Break it down into nested if statements.

if params[:concept][:consulted_legal] == '0'
  if params[:concept][:consulted_marketing] == '1'
    @concept.attributes = { :status => 'Awaiting Compliance Approval' } 
  else
    @concept.attributes = { :status => 'Awaiting Marketing & Legal Approval' }
  end
else
  if params[:consulted_marketing] == '1'
    @concept.attributes = { :status => 'Awaiting Marketing Approval' }
  else
    @concept.attributes = { :status => "Pending Approval" }
  end
end


回答5:

you may think the list of departments consulted is a fixed enough concept to justify variables named consulted_marketing etc.. But for growth, and dryness (in a way), Id prefer a list of departments.

What you really have here is a workflow or state machine, I think a list of deparments with transitions would result in the cleanest, most growable code.

Code is data ! Model your data and the code will be trivial.



回答6:

This looks like a business rule to me.

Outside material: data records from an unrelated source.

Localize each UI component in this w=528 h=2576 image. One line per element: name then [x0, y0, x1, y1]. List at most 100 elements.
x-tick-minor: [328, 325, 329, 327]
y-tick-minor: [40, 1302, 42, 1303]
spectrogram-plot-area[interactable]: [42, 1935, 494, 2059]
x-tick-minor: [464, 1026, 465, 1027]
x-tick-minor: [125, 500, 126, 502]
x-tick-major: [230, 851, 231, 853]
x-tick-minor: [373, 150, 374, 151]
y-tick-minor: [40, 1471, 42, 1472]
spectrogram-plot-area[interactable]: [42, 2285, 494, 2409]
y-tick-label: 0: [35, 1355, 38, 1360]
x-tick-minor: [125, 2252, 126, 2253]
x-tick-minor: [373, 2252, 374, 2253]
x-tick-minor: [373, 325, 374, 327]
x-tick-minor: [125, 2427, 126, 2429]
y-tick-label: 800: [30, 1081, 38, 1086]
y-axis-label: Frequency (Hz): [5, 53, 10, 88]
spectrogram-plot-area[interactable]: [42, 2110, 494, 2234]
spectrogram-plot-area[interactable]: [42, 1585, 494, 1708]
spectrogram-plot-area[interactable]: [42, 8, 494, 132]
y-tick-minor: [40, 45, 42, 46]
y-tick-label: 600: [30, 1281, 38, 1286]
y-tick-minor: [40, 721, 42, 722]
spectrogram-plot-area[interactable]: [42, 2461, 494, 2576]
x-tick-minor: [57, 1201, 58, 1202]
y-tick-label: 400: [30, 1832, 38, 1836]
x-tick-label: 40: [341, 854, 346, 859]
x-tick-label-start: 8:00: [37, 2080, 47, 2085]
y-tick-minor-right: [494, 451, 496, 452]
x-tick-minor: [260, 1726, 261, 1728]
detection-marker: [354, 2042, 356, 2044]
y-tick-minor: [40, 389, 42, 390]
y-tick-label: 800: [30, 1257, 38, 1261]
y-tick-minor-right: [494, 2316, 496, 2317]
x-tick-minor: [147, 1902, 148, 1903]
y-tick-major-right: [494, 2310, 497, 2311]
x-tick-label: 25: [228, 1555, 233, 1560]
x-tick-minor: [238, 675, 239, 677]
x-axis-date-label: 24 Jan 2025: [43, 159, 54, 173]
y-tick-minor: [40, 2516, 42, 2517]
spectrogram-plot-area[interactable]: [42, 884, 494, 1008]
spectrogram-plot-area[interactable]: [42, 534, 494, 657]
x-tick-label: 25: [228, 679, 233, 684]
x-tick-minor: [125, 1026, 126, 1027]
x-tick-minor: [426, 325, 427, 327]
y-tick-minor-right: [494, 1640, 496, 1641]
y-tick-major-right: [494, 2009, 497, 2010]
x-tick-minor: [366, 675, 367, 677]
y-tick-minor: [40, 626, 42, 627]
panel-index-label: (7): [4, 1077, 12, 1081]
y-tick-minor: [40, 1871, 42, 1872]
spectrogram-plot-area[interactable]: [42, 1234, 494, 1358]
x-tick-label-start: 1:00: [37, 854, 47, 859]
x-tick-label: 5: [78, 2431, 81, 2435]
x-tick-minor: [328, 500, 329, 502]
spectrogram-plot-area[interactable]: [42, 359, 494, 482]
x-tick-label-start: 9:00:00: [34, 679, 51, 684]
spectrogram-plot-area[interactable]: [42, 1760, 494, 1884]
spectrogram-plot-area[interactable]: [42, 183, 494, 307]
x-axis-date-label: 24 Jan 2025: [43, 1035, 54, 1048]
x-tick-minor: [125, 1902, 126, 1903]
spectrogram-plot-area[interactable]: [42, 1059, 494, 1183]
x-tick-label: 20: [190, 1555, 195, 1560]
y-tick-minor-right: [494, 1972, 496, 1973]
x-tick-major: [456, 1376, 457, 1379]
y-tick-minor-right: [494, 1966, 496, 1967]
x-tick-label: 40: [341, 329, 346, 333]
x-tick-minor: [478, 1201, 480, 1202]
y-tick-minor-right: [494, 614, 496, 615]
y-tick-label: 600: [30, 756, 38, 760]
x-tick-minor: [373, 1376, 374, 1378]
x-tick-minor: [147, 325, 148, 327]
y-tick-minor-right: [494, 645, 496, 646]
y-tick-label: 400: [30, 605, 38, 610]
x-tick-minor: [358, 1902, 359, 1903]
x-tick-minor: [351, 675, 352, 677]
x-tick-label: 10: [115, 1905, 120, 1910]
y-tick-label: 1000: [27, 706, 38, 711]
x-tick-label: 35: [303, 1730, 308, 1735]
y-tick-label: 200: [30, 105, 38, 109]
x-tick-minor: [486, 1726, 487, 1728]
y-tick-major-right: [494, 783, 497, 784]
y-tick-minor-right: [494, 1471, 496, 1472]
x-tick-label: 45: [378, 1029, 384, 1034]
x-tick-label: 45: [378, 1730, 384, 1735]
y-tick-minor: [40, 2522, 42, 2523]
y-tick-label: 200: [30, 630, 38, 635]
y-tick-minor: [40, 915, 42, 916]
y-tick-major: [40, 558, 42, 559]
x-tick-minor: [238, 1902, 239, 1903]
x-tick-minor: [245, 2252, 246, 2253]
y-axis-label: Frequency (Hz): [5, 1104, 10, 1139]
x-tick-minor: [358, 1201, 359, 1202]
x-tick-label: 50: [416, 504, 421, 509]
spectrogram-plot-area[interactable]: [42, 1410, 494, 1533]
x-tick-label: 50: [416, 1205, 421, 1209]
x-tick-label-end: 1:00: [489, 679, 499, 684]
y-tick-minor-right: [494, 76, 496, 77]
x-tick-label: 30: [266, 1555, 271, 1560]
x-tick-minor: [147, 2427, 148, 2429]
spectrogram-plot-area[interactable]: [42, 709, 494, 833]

As such you might want to wrap it into a function:

string GetConceptStatus(bool consulted_legal, bool consulted_marketing)
{ 
    if (consulted_legal && consulted_marketing) {
        return "Pending Approval";
    }
    if (consulted_legal && !consulted_marketing) {
        return "Awaiting Marketing Approval";
    }
    if (!consulted_legal && consulted_marketing) {
        return "Awaiting Legal Approval";
    }
    if (!consulted_legal && !consulted_marketing) {
        return "Awaiting Marketing & Legal Approval";
    }
}

This also separates the details of how bools are encoded in your interface from the actual implementation of the business rule.

But the actual structure of the code looks good to me, since it probably better models the business rule.